Jeremy Corbyn said on Thursday: "The Labour Party's overwhelmingly for staying in."
That's clearly true among Labour MPs. The vast majority of them are backing Remain, with only eight supporting leaving the EU.
But what about the wider party and its supporters? Kate Hoey, one of the Labour MPs who backs Brexit, claimed that beyond Westminster the picture was different. "We are in a minority in Parliament but we're not a minority in the country in terms of Labour supporters."
So who is right?
Looking at opinion polls it seems that it's the party leader. All polls on the EU referendum break down voters by voting intention or how participants voted at the General Election. In any single poll, the number of Labour voters is probably too small to draw firm conclusions, and there will always be uncertainty about the precise figures, but over many polls a clear pattern emerges.

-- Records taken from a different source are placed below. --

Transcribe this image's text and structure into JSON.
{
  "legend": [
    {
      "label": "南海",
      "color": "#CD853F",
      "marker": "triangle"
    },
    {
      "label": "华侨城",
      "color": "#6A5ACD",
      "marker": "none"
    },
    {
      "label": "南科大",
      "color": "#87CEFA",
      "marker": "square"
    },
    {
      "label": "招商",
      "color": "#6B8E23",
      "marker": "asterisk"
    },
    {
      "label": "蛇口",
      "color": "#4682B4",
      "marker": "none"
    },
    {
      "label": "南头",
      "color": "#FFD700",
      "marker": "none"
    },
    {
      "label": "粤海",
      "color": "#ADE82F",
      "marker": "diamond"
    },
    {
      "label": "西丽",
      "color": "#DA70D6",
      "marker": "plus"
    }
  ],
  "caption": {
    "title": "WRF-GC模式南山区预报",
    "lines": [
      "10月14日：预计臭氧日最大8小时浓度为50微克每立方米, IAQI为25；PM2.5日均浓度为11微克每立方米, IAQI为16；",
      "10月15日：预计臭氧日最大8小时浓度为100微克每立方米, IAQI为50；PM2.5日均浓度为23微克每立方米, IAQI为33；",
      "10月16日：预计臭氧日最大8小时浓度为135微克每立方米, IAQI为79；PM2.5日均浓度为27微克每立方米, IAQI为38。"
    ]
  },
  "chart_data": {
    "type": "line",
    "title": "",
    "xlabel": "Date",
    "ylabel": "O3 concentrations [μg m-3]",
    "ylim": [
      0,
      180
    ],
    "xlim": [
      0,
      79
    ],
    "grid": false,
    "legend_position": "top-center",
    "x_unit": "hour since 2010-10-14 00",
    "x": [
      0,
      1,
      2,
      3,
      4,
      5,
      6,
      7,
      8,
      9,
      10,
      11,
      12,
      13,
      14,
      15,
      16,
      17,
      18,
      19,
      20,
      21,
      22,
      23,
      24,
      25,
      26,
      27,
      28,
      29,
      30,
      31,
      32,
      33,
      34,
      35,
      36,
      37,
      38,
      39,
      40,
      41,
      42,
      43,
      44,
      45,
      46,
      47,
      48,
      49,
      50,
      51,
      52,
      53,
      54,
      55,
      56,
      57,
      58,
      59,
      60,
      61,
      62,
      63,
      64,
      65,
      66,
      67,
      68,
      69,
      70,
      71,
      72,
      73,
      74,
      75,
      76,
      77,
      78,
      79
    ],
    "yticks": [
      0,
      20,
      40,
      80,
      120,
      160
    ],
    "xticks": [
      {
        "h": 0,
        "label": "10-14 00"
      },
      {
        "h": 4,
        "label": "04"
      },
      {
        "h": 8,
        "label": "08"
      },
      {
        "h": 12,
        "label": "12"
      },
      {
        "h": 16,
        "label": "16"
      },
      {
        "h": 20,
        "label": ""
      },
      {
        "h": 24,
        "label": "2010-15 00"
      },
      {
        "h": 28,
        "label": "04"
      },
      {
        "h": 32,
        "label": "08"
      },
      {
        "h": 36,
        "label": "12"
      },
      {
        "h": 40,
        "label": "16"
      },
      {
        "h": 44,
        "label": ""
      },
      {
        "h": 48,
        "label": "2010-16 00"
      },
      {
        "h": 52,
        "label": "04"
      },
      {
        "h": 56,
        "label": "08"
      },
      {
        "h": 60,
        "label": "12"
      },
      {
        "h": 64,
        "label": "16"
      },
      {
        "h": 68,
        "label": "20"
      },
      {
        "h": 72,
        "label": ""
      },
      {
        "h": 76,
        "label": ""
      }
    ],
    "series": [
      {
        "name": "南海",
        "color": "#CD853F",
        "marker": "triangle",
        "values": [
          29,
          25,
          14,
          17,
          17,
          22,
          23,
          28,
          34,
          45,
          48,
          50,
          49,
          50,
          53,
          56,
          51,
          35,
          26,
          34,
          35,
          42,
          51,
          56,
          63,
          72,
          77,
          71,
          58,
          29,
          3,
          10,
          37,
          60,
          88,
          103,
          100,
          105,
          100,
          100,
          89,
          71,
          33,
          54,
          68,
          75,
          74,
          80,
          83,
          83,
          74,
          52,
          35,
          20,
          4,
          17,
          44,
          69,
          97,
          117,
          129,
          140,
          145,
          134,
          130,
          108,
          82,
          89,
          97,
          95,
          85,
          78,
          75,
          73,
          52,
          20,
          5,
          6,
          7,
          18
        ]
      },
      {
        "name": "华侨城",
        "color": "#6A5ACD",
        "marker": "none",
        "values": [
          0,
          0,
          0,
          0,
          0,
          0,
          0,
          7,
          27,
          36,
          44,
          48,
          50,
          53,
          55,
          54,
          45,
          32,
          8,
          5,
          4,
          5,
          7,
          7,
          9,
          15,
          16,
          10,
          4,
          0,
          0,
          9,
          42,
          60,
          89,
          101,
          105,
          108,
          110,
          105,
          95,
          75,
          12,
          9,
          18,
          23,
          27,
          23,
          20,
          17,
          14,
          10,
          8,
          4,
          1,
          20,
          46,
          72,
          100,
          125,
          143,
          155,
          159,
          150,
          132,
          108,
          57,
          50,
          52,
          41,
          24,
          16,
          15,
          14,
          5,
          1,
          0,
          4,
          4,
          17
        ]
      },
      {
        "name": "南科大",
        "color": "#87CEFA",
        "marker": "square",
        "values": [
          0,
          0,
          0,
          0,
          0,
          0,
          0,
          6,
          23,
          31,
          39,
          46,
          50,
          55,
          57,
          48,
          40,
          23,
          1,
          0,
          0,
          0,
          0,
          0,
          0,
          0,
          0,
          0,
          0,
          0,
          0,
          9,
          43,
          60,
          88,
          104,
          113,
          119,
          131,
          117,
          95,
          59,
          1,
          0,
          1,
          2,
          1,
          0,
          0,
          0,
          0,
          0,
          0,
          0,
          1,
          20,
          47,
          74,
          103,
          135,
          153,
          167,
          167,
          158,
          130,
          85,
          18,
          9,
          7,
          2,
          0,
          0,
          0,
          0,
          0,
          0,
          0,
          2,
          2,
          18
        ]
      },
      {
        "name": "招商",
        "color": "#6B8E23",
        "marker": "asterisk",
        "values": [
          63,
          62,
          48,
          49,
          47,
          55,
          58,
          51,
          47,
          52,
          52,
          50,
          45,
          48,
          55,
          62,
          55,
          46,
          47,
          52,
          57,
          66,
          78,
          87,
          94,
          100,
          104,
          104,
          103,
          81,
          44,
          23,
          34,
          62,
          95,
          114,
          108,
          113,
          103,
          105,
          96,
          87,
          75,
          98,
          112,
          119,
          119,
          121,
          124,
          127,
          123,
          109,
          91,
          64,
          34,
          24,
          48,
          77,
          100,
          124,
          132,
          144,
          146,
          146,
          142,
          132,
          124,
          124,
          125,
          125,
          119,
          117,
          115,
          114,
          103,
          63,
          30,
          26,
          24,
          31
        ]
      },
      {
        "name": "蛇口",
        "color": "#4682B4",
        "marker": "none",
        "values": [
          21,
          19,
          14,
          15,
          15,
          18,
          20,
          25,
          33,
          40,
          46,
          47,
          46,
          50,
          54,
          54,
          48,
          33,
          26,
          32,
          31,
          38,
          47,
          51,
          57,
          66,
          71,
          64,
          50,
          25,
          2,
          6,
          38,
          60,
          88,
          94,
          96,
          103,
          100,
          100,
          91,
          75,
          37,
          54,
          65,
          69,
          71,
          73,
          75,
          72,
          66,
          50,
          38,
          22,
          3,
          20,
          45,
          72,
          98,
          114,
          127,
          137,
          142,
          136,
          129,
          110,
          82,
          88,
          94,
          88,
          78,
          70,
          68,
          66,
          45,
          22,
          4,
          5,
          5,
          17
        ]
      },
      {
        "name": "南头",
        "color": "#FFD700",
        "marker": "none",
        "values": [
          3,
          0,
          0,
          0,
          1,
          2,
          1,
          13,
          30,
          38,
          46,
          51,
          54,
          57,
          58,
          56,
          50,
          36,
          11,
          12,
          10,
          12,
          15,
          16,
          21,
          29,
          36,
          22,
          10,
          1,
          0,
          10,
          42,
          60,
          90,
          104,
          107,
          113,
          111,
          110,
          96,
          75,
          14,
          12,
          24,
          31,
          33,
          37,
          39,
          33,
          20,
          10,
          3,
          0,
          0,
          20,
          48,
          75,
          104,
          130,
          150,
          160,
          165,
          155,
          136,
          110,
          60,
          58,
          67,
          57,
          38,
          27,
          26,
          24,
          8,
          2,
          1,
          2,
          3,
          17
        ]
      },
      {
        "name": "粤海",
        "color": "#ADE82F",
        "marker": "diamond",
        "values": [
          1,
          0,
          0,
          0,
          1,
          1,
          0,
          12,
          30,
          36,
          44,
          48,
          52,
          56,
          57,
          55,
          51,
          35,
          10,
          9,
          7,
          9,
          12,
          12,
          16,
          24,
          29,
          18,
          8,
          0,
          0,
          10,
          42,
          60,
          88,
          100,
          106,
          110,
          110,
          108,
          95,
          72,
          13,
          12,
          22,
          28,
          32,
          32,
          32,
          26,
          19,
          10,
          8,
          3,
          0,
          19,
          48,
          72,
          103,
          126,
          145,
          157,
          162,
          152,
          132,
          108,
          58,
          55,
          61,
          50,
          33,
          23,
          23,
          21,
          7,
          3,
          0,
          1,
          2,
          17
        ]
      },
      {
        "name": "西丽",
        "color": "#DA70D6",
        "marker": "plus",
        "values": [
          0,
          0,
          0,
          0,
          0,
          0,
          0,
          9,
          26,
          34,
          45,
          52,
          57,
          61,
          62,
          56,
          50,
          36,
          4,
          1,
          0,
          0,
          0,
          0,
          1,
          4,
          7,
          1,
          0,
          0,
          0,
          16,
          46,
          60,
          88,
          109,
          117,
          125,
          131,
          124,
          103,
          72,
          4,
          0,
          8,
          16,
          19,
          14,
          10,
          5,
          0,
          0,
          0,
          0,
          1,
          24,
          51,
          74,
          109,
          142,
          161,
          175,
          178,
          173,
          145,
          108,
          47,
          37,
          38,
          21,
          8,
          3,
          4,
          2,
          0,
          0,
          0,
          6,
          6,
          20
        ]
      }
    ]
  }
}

In the last 10 published EU referendum polls the figures for Labour voters break down as:
Remain: 60%
Leave: 26%
Don't know/won't vote: 14%
(Sources: BMG, ICM, Opinium, ORB, TNS, YouGov)
Excluding "don't knows" that makes it 70:30 in favour of Remain. The equivalent figures for Conservative voters are 54% to 44% in favour of Leave.
There was also one poll in February of Labour Party members and registered supporters. That reported an even more one-sided picture: 81% for Remain, 11% for Leave, with 8% unsure. Again, we should treat the precise figures with caution but it's a pretty emphatic result.
(YouGov, 11-15 February 2016, sample: 1,217 Labour Party members and registered supporters)
Reality Check verdict: We have all learned to be suspicious of polling data, but it seems Jeremy Corbyn is right that he leads a party whose members and supporters back Remain by a large margin.